Despite national media coverage of the Righthaven lawsuits filed since March, which now total at least 151, Tuesday’s lawsuits indicate there are still plenty of bloggers and webmasters around North America who haven’t received word that posting Review-Journal material online without authorization could result in a lawsuit.
Righthaven is a company that detects online infringements of Review-Journal material, obtains copyrights to that material from the Review-Journal’s owner, Stephens Media LLC, and then typically sues the alleged infringers without warning.
An affiliate of Stephens Media’s parent company has invested in Righthaven, which the Review-Journal says is a technology company working to protect Review-Journal copyrights. Some defense attorneys and critics, however, call Righthaven a frivolous lawsuit and settlement shakedown operation.
As in all its recent lawsuits filed in U.S. District Court for Nevada, Righthaven demands damages of $150,000 apiece and forfeiture of the website domain names from these new defendants:
• Brotherhood of Locomotive Engineers Building Association and Walt Schmidt, associated with the Ohio-based union’s ble-t.org website.

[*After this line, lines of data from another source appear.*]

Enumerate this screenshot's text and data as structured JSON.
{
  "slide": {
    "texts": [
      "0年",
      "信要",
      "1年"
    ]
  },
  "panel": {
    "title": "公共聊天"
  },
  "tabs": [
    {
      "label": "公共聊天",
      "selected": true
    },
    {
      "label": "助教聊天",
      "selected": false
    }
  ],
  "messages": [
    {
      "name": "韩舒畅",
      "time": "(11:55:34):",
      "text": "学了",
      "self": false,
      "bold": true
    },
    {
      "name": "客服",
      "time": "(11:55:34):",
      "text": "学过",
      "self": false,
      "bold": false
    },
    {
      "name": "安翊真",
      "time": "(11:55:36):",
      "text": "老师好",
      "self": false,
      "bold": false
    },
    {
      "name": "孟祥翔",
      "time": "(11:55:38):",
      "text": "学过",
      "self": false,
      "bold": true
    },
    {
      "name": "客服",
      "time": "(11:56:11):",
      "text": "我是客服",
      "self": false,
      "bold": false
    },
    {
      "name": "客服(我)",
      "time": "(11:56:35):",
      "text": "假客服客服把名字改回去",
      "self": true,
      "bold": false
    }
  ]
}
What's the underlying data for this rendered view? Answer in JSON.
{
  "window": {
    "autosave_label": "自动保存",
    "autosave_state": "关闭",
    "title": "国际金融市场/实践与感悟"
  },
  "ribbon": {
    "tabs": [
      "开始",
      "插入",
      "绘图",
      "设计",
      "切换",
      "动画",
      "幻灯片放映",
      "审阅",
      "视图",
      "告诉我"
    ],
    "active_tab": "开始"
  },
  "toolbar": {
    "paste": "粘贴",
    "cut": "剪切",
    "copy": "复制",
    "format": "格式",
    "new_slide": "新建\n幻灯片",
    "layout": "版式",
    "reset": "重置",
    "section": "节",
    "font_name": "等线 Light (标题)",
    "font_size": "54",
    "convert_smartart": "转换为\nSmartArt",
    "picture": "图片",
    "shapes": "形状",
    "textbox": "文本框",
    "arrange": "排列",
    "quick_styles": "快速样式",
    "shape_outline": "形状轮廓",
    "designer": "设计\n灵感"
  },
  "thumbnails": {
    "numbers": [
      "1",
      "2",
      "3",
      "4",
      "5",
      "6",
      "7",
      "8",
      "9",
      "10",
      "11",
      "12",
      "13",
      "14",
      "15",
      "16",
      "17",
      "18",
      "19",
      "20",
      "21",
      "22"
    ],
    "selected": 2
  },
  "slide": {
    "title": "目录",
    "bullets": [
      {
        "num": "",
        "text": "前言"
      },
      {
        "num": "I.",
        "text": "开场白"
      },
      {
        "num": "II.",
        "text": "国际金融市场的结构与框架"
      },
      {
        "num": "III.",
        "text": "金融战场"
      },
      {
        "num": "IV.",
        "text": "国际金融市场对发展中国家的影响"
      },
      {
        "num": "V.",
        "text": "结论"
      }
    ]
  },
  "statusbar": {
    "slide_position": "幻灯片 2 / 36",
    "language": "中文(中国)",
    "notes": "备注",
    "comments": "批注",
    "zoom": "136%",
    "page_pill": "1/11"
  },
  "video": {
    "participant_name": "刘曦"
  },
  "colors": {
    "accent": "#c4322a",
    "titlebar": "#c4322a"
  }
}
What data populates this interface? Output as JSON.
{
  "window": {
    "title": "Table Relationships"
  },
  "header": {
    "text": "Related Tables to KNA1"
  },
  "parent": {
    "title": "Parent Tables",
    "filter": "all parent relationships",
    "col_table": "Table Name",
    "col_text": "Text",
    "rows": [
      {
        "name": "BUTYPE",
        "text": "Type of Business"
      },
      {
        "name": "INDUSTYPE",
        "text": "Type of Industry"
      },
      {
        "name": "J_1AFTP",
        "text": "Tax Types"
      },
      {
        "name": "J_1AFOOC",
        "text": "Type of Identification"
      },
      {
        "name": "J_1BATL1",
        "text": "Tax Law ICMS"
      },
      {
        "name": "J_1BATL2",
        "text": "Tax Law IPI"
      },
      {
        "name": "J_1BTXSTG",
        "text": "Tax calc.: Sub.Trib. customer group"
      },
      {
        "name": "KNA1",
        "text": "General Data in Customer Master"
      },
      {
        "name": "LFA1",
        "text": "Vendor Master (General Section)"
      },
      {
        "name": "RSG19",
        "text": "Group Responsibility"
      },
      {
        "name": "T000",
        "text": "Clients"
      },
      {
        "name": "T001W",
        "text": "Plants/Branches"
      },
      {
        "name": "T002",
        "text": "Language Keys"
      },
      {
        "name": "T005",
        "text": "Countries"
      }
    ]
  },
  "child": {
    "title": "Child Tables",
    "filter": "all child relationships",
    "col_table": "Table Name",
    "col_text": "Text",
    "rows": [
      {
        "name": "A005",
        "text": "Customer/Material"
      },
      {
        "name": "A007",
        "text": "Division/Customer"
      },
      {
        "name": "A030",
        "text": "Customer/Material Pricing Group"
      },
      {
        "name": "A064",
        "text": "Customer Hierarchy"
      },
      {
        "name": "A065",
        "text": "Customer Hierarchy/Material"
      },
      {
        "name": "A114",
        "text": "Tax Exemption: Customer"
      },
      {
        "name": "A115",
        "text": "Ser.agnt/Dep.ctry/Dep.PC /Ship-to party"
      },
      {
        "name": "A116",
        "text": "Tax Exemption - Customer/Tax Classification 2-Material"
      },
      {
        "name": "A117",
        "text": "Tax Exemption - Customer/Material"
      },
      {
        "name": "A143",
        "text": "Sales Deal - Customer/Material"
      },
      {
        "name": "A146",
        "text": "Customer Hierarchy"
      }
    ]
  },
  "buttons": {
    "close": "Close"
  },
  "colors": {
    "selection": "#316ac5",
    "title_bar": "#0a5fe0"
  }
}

• The Second Amendment Foundation in Bellevue, Wash., and an official there, Keeva Segal, who are associated with the publication Women & Guns and the website womenshooters.com.
• Garry Newman, associated with the website facepunch.com.
• Scott Arpajian, associated with the website idisappoint.com
• James Matthews and Las Vegas-based Muscle Cars of America, associated with the website musclecarsofamerica.com
Matthews’ website is accused of displaying an Aug. 27 Review-Journal story about the Shelby American Speed Shop in Las Vegas. Court records indicate the Review-Journal received credit for the post on the Muscle Cars website in the form of a tagline.
“The defendants did not seek permission, in any manner, to reproduce, display, or otherwise exploit the work (story),” Righthaven’s lawsuit against Matthews alleges. “The defendants were not granted permission, in any manner, to reproduce, display, or otherwise exploit the work.”
Efforts to reach the new defendants for comment were not immediately successful.
Separately, Righthaven reached at least two more confidential settlements with earlier defendants. These bring to at least 51 the number of settled Righthaven cases.